There has been consistent criticism of Direct Provision by UN treaty bodies including CERD, HRC, CRC, from civil society, the Movement of Asylum Seekers Ireland (MASI), and the Irish Human Rights and Equality Commission. The Committee on the Rights of Persons with Disabilities has had limited engagement to date with the rights of asylum seekers with disabilities, or with the intersections of disability and asylum reception conditions.
In February 2021, the Irish Government made a commitment to end Direct Provision by 2024 in the ‘White Paper on Ending Direct Provision’. However, the report fails to address the specific barriers and discrimination experienced by asylum seekers with disabilities.
In Ireland, despite the legal requirement to have a vulnerability assessment tool in place since 2018, it was only in January 2021 that a pilot of the vulnerability assessment tool was launched at the Balseskin Reception centre in Dublin.
However, concerns remain regarding the lack of an explicit ‘disability lens’ being applied to the vulnerability assessment, and a resulting failure to recognise the discrimination and barriers persons with disabilities experience in Direct Provision, including asylum seekers with less visible or invisible disabilities.
Since February 2021 the vulnerability assessment has been made available to all new protection applicants at the Balseskin Reception centre.
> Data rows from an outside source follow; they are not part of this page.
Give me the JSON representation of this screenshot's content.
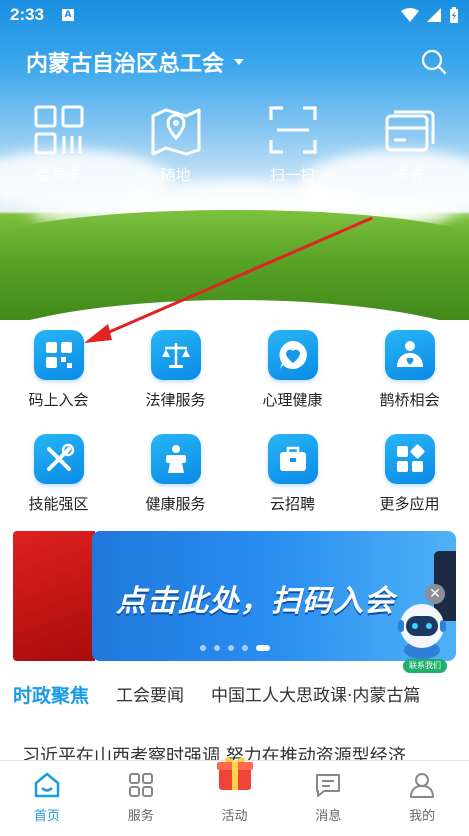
{
  "status_bar": {
    "time": "2:33",
    "notification_icon": "A"
  },
  "header": {
    "org_name": "内蒙古自治区总工会",
    "dropdown_icon": "caret-down-icon",
    "search_icon": "search-icon"
  },
  "quick_actions": [
    {
      "label": "会员卡",
      "icon": "member-card-icon"
    },
    {
      "label": "随地",
      "icon": "map-pin-icon"
    },
    {
      "label": "扫一扫",
      "icon": "scan-icon"
    },
    {
      "label": "卡券",
      "icon": "coupon-icon"
    }
  ],
  "services": [
    {
      "label": "码上入会",
      "icon": "qr-join-icon"
    },
    {
      "label": "法律服务",
      "icon": "scales-icon"
    },
    {
      "label": "心理健康",
      "icon": "heart-chat-icon"
    },
    {
      "label": "鹊桥相会",
      "icon": "couple-icon"
    },
    {
      "label": "技能强区",
      "icon": "tools-icon"
    },
    {
      "label": "健康服务",
      "icon": "health-icon"
    },
    {
      "label": "云招聘",
      "icon": "briefcase-icon"
    },
    {
      "label": "更多应用",
      "icon": "apps-icon"
    }
  ],
  "banner": {
    "text": "点击此处，扫码入会",
    "slides_total": 5,
    "active_slide": 5,
    "contact_label": "联系我们"
  },
  "news_tabs": [
    {
      "label": "时政聚焦",
      "active": true
    },
    {
      "label": "工会要闻",
      "active": false
    },
    {
      "label": "中国工人大思政课·内蒙古篇",
      "active": false
    }
  ],
  "news_headline": "习近平在山西考察时强调 努力在推动资源型经济",
  "bottom_nav": [
    {
      "label": "首页",
      "icon": "home-icon",
      "active": true
    },
    {
      "label": "服务",
      "icon": "services-icon",
      "active": false
    },
    {
      "label": "活动",
      "icon": "gift-icon",
      "active": false
    },
    {
      "label": "消息",
      "icon": "message-icon",
      "active": false
    },
    {
      "label": "我的",
      "icon": "profile-icon",
      "active": false
    }
  ],
  "colors": {
    "accent": "#1a9be8",
    "icon_gradient_top": "#28b5f5",
    "icon_gradient_bottom": "#0a8ae6",
    "annotation_arrow": "#e32222"
  }
}
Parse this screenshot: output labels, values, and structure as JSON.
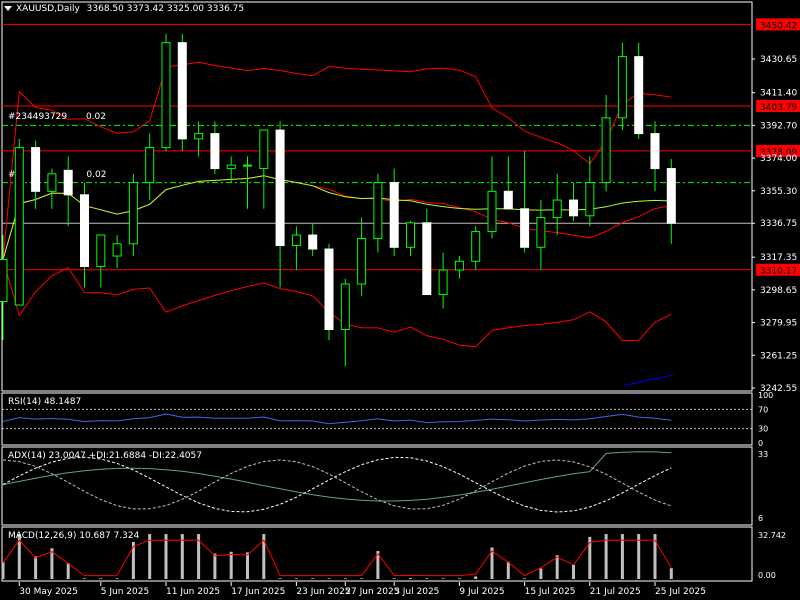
{
  "header": {
    "symbol_tf": "XAUUSD,Daily",
    "ohlc": "3368.50 3373.42 3325.00 3336.75"
  },
  "orders": [
    {
      "label": "#234493729",
      "value": "0.02"
    },
    {
      "label": "#",
      "value": "0.02"
    }
  ],
  "price_axis": {
    "ticks": [
      "3430.65",
      "3411.40",
      "3392.70",
      "3374.00",
      "3355.30",
      "3336.75",
      "3317.35",
      "3298.65",
      "3279.95",
      "3261.25",
      "3242.55"
    ],
    "levels": [
      {
        "price": 3450.42,
        "label": "3450.42",
        "color": "#ff0000"
      },
      {
        "price": 3403.79,
        "label": "3403.79",
        "color": "#ff0000"
      },
      {
        "price": 3378.09,
        "label": "3378.09",
        "color": "#ff0000"
      },
      {
        "price": 3310.17,
        "label": "3310.17",
        "color": "#ff0000"
      }
    ],
    "current_price": {
      "price": 3336.75,
      "label": "3336.75"
    },
    "dash_levels": [
      3392.7,
      3360.0
    ]
  },
  "date_axis": [
    "30 May 2025",
    "5 Jun 2025",
    "11 Jun 2025",
    "17 Jun 2025",
    "23 Jun 2025",
    "27 Jun 2025",
    "3 Jul 2025",
    "9 Jul 2025",
    "15 Jul 2025",
    "21 Jul 2025",
    "25 Jul 2025"
  ],
  "rsi_panel": {
    "title": "RSI(14) 48.1487",
    "axis": [
      "100",
      "70",
      "30",
      "0"
    ]
  },
  "adx_panel": {
    "title": "ADX(14) 23.0047 +DI:21.6884 -DI:22.4057",
    "axis": [
      "33",
      "6"
    ]
  },
  "macd_panel": {
    "title": "MACD(12,26,9) 10.687 7.324",
    "axis": [
      "32.742",
      "0.00"
    ]
  },
  "colors": {
    "bull": "#ffffff",
    "bear": "#ffffff",
    "wick": "#00ff00",
    "bands": "#ff0000",
    "ma": "#adff2f",
    "rsi": "#4169e1",
    "adx": "#5f9ea0",
    "macd_signal": "#ff0000",
    "macd_hist": "#c0c0c0",
    "trend": "#0000cd"
  },
  "chart_data": {
    "type": "candlestick",
    "x": [
      "2025-05-29",
      "2025-05-30",
      "2025-06-02",
      "2025-06-03",
      "2025-06-04",
      "2025-06-05",
      "2025-06-06",
      "2025-06-09",
      "2025-06-10",
      "2025-06-11",
      "2025-06-12",
      "2025-06-13",
      "2025-06-16",
      "2025-06-17",
      "2025-06-18",
      "2025-06-19",
      "2025-06-20",
      "2025-06-23",
      "2025-06-24",
      "2025-06-25",
      "2025-06-26",
      "2025-06-27",
      "2025-06-30",
      "2025-07-01",
      "2025-07-02",
      "2025-07-03",
      "2025-07-04",
      "2025-07-07",
      "2025-07-08",
      "2025-07-09",
      "2025-07-10",
      "2025-07-11",
      "2025-07-14",
      "2025-07-15",
      "2025-07-16",
      "2025-07-17",
      "2025-07-18",
      "2025-07-21",
      "2025-07-22",
      "2025-07-23",
      "2025-07-24",
      "2025-07-25"
    ],
    "ohlc": [
      [
        3292,
        3330,
        3270,
        3316
      ],
      [
        3290,
        3385,
        3290,
        3380
      ],
      [
        3380,
        3384,
        3345,
        3355
      ],
      [
        3355,
        3368,
        3345,
        3365
      ],
      [
        3367,
        3375,
        3335,
        3353
      ],
      [
        3353,
        3360,
        3300,
        3312
      ],
      [
        3312,
        3330,
        3300,
        3330
      ],
      [
        3318,
        3330,
        3311,
        3325
      ],
      [
        3325,
        3365,
        3318,
        3360
      ],
      [
        3360,
        3388,
        3350,
        3380
      ],
      [
        3380,
        3445,
        3378,
        3440
      ],
      [
        3440,
        3445,
        3378,
        3385
      ],
      [
        3385,
        3395,
        3375,
        3388
      ],
      [
        3388,
        3395,
        3365,
        3368
      ],
      [
        3368,
        3375,
        3360,
        3370
      ],
      [
        3370,
        3375,
        3345,
        3370
      ],
      [
        3368,
        3390,
        3345,
        3390
      ],
      [
        3390,
        3395,
        3300,
        3324
      ],
      [
        3324,
        3335,
        3310,
        3330
      ],
      [
        3330,
        3337,
        3318,
        3322
      ],
      [
        3322,
        3325,
        3270,
        3276
      ],
      [
        3276,
        3305,
        3255,
        3302
      ],
      [
        3302,
        3340,
        3295,
        3328
      ],
      [
        3328,
        3365,
        3320,
        3360
      ],
      [
        3360,
        3368,
        3318,
        3323
      ],
      [
        3323,
        3338,
        3318,
        3337
      ],
      [
        3337,
        3345,
        3298,
        3296
      ],
      [
        3296,
        3320,
        3288,
        3310
      ],
      [
        3310,
        3318,
        3305,
        3315
      ],
      [
        3315,
        3335,
        3310,
        3332
      ],
      [
        3332,
        3375,
        3328,
        3355
      ],
      [
        3355,
        3375,
        3345,
        3345
      ],
      [
        3345,
        3378,
        3320,
        3323
      ],
      [
        3323,
        3350,
        3310,
        3340
      ],
      [
        3340,
        3365,
        3330,
        3350
      ],
      [
        3350,
        3360,
        3338,
        3341
      ],
      [
        3341,
        3375,
        3335,
        3360
      ],
      [
        3360,
        3410,
        3355,
        3397
      ],
      [
        3397,
        3440,
        3390,
        3432
      ],
      [
        3432,
        3440,
        3385,
        3388
      ],
      [
        3388,
        3395,
        3355,
        3368
      ],
      [
        3368,
        3373.42,
        3325,
        3336.75
      ]
    ],
    "series": [
      {
        "name": "ADX(14)",
        "values": [
          23.0047
        ]
      },
      {
        "name": "+DI",
        "values": [
          21.6884
        ]
      },
      {
        "name": "-DI",
        "values": [
          22.4057
        ]
      },
      {
        "name": "RSI(14)",
        "values": [
          48.1487
        ]
      },
      {
        "name": "MACD(12,26,9)",
        "values": [
          10.687,
          7.324
        ]
      }
    ],
    "ylim": [
      3235,
      3455
    ]
  }
}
However, asylum seekers who live in other Direct Provisions centres still have no access to the vulnerability assessment, and there are no plans to make the assessment available retroactively to all asylum seekers.
The vulnerability assessments should not be limited to initial reception periods. Individuals may not be able to self-disclose their disability at this time. Newly arrived asylum seekers may worry that disclosing their disability could have a negative impact on their international protection applications. In addition, the experience of traumatic events during the migration process may have caused disability, including being survivors of trafficking, gender-based violence or torture.
Ireland ratified the Convention on the Rights of Persons with Disabilities in 2018, and it is due to present its first State Report this year. The Draft Initial State Report fails to provide any reference to the rights of asylum seekers with disabilities reflecting a wider failure on the part of the Irish Government to apply the CRPD human rights model in its analysis of the overall situational context of disability in Ireland.